MADRID – Mariano Rajoy ha vuelto hoy a la Audiencia Nacional, esta vez como testigo en el marco del caso Kitchen, para responder sobre su relación con el que fuera el responsable de las finanzas del Partido Popular, Luis Bárcenas. Durante su declaración, el expresidente ha mantenido un discurso firme: conocía a Bárcenas desde hacía décadas, pero nunca fue una persona de su «confianza».
Una relación de «despacho»
A preguntas de la acusación popular ejercida por el PSOE, Rajoy ha querido dejar claro que, aunque coincidió con Bárcenas desde 1990 —cuando el expresidente fue nombrado vicesecretario del partido—, el contacto entre ambos se limitaba a lo estrictamente laboral.
«Él fue durante muchos años gerente del partido, luego fue el tesorero y por tanto lo veía. Pero yo no me ocupaba de los temas económicos y no tenía más que una relación puramente profesional«, ha relatado ante el tribunal.
El expresidente ha subrayado que, pese a la jerarquía del partido, sus funciones estaban alejadas de la contabilidad y que el trato con el tesorero «no le ocupaba demasiado tiempo».
El punto de ruptura: Las cuentas en Suiza
El momento de mayor tensión en el interrogatorio ha llegado con las preguntas del abogado de Podemos.

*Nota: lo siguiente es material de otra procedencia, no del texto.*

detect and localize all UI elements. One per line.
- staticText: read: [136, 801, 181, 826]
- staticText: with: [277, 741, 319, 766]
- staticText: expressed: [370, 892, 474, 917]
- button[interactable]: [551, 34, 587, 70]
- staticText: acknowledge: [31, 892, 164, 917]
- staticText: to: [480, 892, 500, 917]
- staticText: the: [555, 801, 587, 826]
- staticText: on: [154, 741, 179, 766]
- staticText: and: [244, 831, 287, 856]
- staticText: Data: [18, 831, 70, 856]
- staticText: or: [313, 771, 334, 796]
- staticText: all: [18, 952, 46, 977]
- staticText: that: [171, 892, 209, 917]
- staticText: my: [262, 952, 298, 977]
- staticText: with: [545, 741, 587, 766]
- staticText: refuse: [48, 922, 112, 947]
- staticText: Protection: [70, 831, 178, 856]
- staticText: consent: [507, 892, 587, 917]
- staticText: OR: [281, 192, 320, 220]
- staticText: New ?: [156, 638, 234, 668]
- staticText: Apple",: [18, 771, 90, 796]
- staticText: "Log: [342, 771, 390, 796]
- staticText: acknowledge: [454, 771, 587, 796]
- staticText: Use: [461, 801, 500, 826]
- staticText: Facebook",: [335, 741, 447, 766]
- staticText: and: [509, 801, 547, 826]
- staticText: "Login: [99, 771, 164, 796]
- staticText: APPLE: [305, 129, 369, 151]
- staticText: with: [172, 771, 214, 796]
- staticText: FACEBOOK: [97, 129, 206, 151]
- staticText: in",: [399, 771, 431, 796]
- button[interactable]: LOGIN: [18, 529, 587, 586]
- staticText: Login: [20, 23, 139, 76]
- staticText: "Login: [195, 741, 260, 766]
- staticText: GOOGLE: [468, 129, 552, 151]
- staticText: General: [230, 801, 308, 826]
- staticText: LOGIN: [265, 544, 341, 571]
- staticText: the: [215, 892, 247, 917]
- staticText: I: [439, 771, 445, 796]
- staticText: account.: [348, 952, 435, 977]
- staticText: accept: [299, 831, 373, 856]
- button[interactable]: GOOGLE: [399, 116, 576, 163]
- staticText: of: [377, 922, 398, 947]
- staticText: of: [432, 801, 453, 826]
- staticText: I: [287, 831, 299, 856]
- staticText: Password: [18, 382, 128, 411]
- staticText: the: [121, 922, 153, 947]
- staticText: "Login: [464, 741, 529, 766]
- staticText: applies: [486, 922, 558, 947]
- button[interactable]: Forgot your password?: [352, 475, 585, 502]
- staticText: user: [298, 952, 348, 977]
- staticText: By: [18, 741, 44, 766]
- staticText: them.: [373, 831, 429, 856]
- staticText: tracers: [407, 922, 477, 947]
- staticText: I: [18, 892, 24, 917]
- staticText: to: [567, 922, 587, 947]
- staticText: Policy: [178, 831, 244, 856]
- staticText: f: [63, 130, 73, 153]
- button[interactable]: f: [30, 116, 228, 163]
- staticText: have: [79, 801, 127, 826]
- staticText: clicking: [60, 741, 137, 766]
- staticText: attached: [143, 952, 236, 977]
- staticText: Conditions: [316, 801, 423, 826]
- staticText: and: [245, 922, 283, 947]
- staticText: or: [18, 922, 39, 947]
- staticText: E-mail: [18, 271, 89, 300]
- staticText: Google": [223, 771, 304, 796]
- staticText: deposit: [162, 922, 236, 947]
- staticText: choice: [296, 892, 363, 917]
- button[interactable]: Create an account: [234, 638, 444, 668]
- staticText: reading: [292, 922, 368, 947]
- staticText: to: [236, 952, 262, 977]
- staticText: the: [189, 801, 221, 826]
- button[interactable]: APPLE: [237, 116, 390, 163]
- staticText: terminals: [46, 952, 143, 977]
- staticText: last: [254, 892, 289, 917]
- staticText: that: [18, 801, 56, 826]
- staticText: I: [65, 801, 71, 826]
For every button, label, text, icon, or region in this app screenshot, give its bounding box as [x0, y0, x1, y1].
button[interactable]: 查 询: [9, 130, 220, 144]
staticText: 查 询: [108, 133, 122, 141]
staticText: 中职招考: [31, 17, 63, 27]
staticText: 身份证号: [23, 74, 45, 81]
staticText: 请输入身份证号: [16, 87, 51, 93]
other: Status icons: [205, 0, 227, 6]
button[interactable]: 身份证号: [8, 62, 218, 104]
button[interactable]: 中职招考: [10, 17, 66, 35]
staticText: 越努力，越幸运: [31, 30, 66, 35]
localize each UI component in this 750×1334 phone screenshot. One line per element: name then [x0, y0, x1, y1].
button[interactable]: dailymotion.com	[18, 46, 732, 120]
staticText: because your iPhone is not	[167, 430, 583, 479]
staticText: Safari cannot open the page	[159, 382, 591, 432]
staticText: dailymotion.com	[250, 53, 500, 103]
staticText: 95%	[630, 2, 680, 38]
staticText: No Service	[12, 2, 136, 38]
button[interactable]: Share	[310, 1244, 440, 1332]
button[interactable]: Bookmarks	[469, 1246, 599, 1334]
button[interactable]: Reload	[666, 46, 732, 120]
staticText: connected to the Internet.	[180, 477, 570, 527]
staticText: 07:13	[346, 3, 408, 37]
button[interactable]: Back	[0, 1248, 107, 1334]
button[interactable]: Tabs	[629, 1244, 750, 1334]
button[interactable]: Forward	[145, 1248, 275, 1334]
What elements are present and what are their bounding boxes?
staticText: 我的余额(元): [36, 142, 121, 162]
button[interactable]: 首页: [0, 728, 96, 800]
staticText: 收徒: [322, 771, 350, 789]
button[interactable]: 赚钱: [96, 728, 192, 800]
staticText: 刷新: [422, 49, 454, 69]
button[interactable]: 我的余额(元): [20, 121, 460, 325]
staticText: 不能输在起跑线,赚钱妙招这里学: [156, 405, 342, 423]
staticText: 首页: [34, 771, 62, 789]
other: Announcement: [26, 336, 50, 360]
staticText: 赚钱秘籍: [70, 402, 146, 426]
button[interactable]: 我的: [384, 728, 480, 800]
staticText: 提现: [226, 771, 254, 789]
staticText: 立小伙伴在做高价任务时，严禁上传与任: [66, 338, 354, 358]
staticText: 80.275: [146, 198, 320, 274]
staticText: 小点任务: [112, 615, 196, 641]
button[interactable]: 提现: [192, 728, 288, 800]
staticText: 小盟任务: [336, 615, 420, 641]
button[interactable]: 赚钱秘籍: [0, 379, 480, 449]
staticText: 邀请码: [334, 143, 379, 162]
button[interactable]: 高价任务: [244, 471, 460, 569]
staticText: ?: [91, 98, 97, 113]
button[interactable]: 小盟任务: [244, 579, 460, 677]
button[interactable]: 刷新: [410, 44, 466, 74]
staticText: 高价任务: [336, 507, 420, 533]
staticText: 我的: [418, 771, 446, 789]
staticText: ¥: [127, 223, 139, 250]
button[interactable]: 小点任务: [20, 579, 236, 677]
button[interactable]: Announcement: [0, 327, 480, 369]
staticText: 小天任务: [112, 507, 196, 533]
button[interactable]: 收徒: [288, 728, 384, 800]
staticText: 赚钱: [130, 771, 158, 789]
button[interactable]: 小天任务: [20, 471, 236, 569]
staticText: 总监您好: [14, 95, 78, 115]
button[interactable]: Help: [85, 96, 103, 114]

Rajoy ha señalado una fecha clave para explicar el deterioro definitivo de su relación con Bárcenas: el momento en que se hicieron públicos sus fondos ocultos en el extranjero.
El exlíder del PP ha afirmado que su percepción sobre el tesorero cambió radicalmente entre 2012 y 2013, cuando tuvo «la conciencia y la seguridad» de que Bárcenas atesoraba una fortuna de 48 millones de euros en cuentas en Suiza. Hasta ese hallazgo, Rajoy ha mantenido que el trato era «bueno» dentro de la normalidad institucional, pero que el descubrimiento de los fondos en el país helvético supuso un antes y un después.
Desvío de responsabilidades económicas
A lo largo de su comparecencia, Mariano Rajoy ha reiterado un argumento que ya utilizó en anteriores juicios relacionados con la trama Gürtel: el desconocimiento total sobre la logística financiera del Partido Popular.
- Sin supervisión: Ha insistido en que, pese a ser el presidente de la formación, «nunca» se ocupó de temas económicos.
- Jerarquía repartida: Ha recordado que en la sede de Génova había «una serie de gente» —presidentes y secretarios generales— por encima o al mismo nivel de gestión operativa que él no supervisaba directamente en el ámbito contable.
Con esta declaración, Rajoy busca blindar su imagen frente a la acusación de que existía un operativo parapolicial (Kitchen) diseñado para robar documentación sensible a Bárcenas que pudiera comprometerle personalmente.